Papers Session In-person November Annual Meeting 2026

Ethical and Moral Cultivation in Jain Thought

Abstract for Online Program Book (maximum 150 words)

The Jain traditions share a concern with transforming the self through virtuous conduct informed by correct faith and knowledge. Jain thinkers often present ethical cultivation as essential to the path to liberation. Some Jain authors have discussed the nature of such cultivation and have endeavored to promote proper dispositions and behavior in readers in multiple ways. Our papers session brings together presentations on a Digambara scriptural text, an early modern treatise by the Śvetāmbara monk Yaśovijaya, and a number of narratives told by Digambara and Śvetāmbara authors. This broad coverage allows us to explore the diversity of Jain approaches to ethical cultivation. The texts discussed in the first two papers detail mechanisms of inner transformation, and the second two presentations argue that the narratives under consideration aim to actually effect transformation in readers.

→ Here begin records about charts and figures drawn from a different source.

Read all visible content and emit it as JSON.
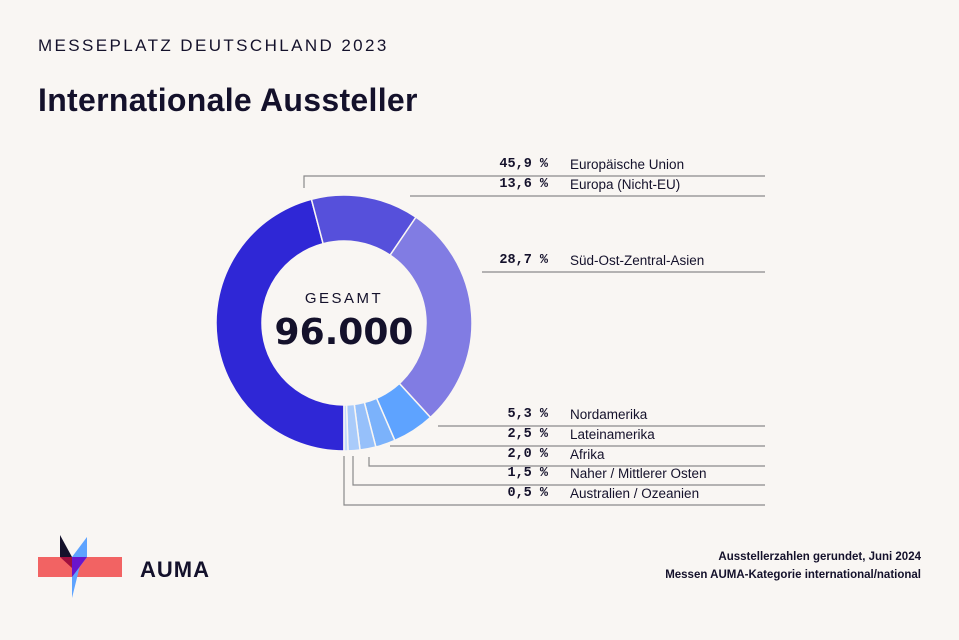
{
  "header": {
    "kicker": "MESSEPLATZ DEUTSCHLAND 2023",
    "title": "Internationale Aussteller"
  },
  "center": {
    "label": "GESAMT",
    "value": "96.000"
  },
  "legend": [
    {
      "pct": "45,9 %",
      "label": "Europäische Union",
      "color": "#2f27d6"
    },
    {
      "pct": "13,6 %",
      "label": "Europa (Nicht-EU)",
      "color": "#5650db"
    },
    {
      "pct": "28,7 %",
      "label": "Süd-Ost-Zentral-Asien",
      "color": "#817ce3"
    },
    {
      "pct": "5,3 %",
      "label": "Nordamerika",
      "color": "#5ea3ff"
    },
    {
      "pct": "2,5 %",
      "label": "Lateinamerika",
      "color": "#7bb2fb"
    },
    {
      "pct": "2,0 %",
      "label": "Afrika",
      "color": "#96c0fa"
    },
    {
      "pct": "1,5 %",
      "label": "Naher / Mittlerer Osten",
      "color": "#a9cbfa"
    },
    {
      "pct": "0,5 %",
      "label": "Australien / Ozeanien",
      "color": "#c3dbfb"
    }
  ],
  "footnote": {
    "line1": "Ausstellerzahlen gerundet, Juni 2024",
    "line2": "Messen AUMA-Kategorie international/national"
  },
  "logo": {
    "text": "AUMA"
  },
  "chart_data": {
    "type": "pie",
    "variant": "donut",
    "title": "Internationale Aussteller",
    "subtitle": "MESSEPLATZ DEUTSCHLAND 2023",
    "center_label": "GESAMT",
    "total": 96000,
    "categories": [
      "Europäische Union",
      "Europa (Nicht-EU)",
      "Süd-Ost-Zentral-Asien",
      "Nordamerika",
      "Lateinamerika",
      "Afrika",
      "Naher / Mittlerer Osten",
      "Australien / Ozeanien"
    ],
    "values": [
      45.9,
      13.6,
      28.7,
      5.3,
      2.5,
      2.0,
      1.5,
      0.5
    ],
    "unit": "%",
    "colors": [
      "#2f27d6",
      "#5650db",
      "#817ce3",
      "#5ea3ff",
      "#7bb2fb",
      "#96c0fa",
      "#a9cbfa",
      "#c3dbfb"
    ],
    "legend_position": "right",
    "notes": [
      "Ausstellerzahlen gerundet, Juni 2024",
      "Messen AUMA-Kategorie international/national"
    ]
  }
}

Taken together, these sources illustrate the diverse strategies Jain authors employ to conceptualize and promote ethical transformation.

Papers

This paper focuses on selected sections of the Kasāya-pāhuḍa (“Treatise on Passions”) and its commentaries to explore the ways in which these texts define and discuss the concept of passions through the analytical method of naya (perspective) and nikṣepa (parameter). It will focus on the meaning of pejja and dosa, the Prakrit terms that denote categories that give rise to pleasure and pain, respectively, and which should not be understood in a one-sided way. While these states are often seen as causes of bad karma, some of the passages in the text suggest that pejja can have a positive valence in the Jain tradition and denote something that is karmically beneficial. I argue that the analytical framework of perspectivism allows certain passions, under specific perspectives, to contribute to ethical cultivation. 

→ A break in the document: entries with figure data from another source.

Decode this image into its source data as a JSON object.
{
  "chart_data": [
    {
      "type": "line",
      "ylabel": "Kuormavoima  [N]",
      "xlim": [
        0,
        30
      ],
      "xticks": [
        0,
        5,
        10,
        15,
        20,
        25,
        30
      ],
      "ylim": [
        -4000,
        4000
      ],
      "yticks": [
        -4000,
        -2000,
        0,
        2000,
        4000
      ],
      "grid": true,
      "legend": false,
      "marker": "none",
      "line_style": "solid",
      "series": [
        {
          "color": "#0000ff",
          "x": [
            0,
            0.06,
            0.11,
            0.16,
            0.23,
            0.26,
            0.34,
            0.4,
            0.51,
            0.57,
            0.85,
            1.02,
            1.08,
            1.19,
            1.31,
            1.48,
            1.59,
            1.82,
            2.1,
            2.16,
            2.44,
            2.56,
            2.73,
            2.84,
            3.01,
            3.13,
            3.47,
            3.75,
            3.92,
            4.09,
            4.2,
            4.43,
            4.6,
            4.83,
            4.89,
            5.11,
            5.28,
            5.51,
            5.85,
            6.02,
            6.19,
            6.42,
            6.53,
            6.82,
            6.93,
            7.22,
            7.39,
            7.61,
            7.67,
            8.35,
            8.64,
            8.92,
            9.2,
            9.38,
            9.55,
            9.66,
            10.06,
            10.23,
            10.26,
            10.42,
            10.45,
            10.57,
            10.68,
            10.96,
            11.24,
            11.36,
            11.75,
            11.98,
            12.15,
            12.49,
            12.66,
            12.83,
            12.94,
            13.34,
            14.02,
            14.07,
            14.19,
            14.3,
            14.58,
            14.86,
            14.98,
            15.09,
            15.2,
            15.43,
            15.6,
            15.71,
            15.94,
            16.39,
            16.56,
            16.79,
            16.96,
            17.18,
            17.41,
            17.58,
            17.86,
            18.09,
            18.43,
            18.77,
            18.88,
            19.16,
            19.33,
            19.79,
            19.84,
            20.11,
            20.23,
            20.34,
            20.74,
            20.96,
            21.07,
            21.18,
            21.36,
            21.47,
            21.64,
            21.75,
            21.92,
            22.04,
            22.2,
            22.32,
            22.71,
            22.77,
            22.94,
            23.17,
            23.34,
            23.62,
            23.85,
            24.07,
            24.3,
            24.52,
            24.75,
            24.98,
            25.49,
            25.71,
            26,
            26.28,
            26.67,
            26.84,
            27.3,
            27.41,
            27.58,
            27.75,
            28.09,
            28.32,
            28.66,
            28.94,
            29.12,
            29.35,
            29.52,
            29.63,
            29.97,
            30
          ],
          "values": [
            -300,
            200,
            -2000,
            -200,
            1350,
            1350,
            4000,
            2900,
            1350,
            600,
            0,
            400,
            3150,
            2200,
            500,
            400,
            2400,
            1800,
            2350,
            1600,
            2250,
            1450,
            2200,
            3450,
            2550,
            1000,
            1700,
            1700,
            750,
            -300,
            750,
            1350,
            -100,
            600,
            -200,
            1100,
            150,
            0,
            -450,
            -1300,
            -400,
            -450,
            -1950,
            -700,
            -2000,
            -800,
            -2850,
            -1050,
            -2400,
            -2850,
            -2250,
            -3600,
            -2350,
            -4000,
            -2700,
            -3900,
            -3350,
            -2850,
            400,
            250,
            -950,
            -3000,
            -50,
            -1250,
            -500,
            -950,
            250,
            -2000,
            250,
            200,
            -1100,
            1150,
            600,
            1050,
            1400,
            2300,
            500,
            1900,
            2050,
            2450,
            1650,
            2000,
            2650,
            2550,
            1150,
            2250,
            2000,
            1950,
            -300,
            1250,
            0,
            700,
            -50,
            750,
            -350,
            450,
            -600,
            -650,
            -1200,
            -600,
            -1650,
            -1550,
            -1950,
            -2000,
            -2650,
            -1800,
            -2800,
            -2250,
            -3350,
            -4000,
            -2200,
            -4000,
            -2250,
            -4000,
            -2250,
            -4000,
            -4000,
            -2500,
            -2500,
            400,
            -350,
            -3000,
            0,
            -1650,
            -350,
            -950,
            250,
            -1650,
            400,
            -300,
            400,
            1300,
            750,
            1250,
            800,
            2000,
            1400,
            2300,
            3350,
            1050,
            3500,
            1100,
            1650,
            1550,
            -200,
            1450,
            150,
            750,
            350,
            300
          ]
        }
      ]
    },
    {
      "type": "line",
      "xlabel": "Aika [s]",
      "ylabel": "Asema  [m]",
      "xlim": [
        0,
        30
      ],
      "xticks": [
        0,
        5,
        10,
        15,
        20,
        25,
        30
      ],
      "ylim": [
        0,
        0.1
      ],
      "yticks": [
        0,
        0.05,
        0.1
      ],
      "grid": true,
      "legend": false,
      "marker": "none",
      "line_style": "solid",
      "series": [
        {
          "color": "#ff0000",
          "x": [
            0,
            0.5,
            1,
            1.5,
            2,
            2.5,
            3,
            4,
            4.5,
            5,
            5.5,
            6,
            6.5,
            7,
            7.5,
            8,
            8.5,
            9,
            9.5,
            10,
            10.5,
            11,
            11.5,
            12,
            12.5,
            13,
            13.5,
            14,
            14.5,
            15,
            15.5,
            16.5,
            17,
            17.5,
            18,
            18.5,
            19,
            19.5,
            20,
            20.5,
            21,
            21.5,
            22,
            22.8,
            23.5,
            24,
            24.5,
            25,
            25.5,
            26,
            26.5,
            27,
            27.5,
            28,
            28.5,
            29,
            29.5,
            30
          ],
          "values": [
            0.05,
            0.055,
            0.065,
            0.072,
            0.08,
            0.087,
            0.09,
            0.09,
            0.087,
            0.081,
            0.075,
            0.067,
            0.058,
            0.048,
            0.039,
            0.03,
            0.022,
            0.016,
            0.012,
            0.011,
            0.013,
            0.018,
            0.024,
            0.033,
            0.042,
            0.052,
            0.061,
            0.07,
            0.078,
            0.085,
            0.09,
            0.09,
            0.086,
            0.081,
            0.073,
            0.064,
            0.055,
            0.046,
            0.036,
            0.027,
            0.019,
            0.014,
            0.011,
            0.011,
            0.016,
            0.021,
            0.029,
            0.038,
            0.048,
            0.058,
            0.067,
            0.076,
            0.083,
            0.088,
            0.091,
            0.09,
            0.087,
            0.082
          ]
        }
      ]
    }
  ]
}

This paper examines the concept of bhāvanā in Yaśovijaya’s Dvātriṃśaddvātriṃśikā, showing how it links ethical cultivation with ontological transformation. Bhāvanā in this text denotes a sustained and discerning practice of inner cultivation oriented toward the self. Yaśovijaya presents it as the disciplined formation of ethical virtues that gradually reshape one’s inner condition, weakening harmful tendencies and stabilizing wholesome dispositions. External religious acts, he argues, function only as supports; what ultimately determines moral value and soteriological progress is the condition of the soul itself. Liberation, described as śuddha-bhāva (pure state of being), emerges through this gradual refinement rather than through mere realization or ritual performance alone. By tracing discussions of intention, conduct, meditation, and the self, I show that bhāvanā functions as the process through which ethical practice produces enduring dispositions, linking ethical cultivation to transformation at the level of being.

This paper examines bhakti (devotion) to the Jina as a practice of ethical cultivation, mapping how Jain literature in Sanskrit may work to engender in its reader a devotional attitude toward the figure of the Jina. I focus on a the 33rd canto of Jinasena’s Book of Beginnings, a ninth century-CE hagiography of the first Jina, Adinatha. This canto follows Bharata, one of Adinatha’s sons, as he ascends Mount Kailasa to pay homage to his father. During this ascent, I track how Jinasena prepares his reader to ethically meditate upon the Jina’s good qualities once the Jina is met at the mountaintop. I demonstrate that it is not only Bharata who follows a path up Mount Kailasa, and not just Bharata who is meant to offer devotional bhakti to the Jina. The reader also traverses a path aimed to set their mind towards offering ethically formative devotion to the Jina.

I will discuss how selected narratives related by medieval Jain authors aim to contribute to ethical cultivation by promoting Jain virtues in the (especially non-ascetic) reader. Jain society is traditionally divided into four groups (monks, nuns, laymen, and laywomen), on each of whom specific societal expectations are imposed. I will show how the stories of the laymen Amarasīha (in Somaprabhasūri’s Kumārapālapratibodha) and Agaḍadatta (in Devendra’s Uttarādhyayanaṭīkā) and the laywomen Rohiṇī (in Āmradevasūri’s commentary on the Ākhyānamaṇikośa) and Ārāmasohā (in Devacandrasūri’s commentary on Pradyumnasūri’s Mūlaśuddhiprakaraṇa) aim to form virtuous subjects by presenting models for different groups in engaging and memorable narrative contexts and illustrating the rewards of good behavior, while characters like Amarasīha’s violent brother Samarasīha and Agaḍadatta’s unfaithful wife, Mayaṇamañjarī, act as negative role models discouraging undesired characteristics/behavior.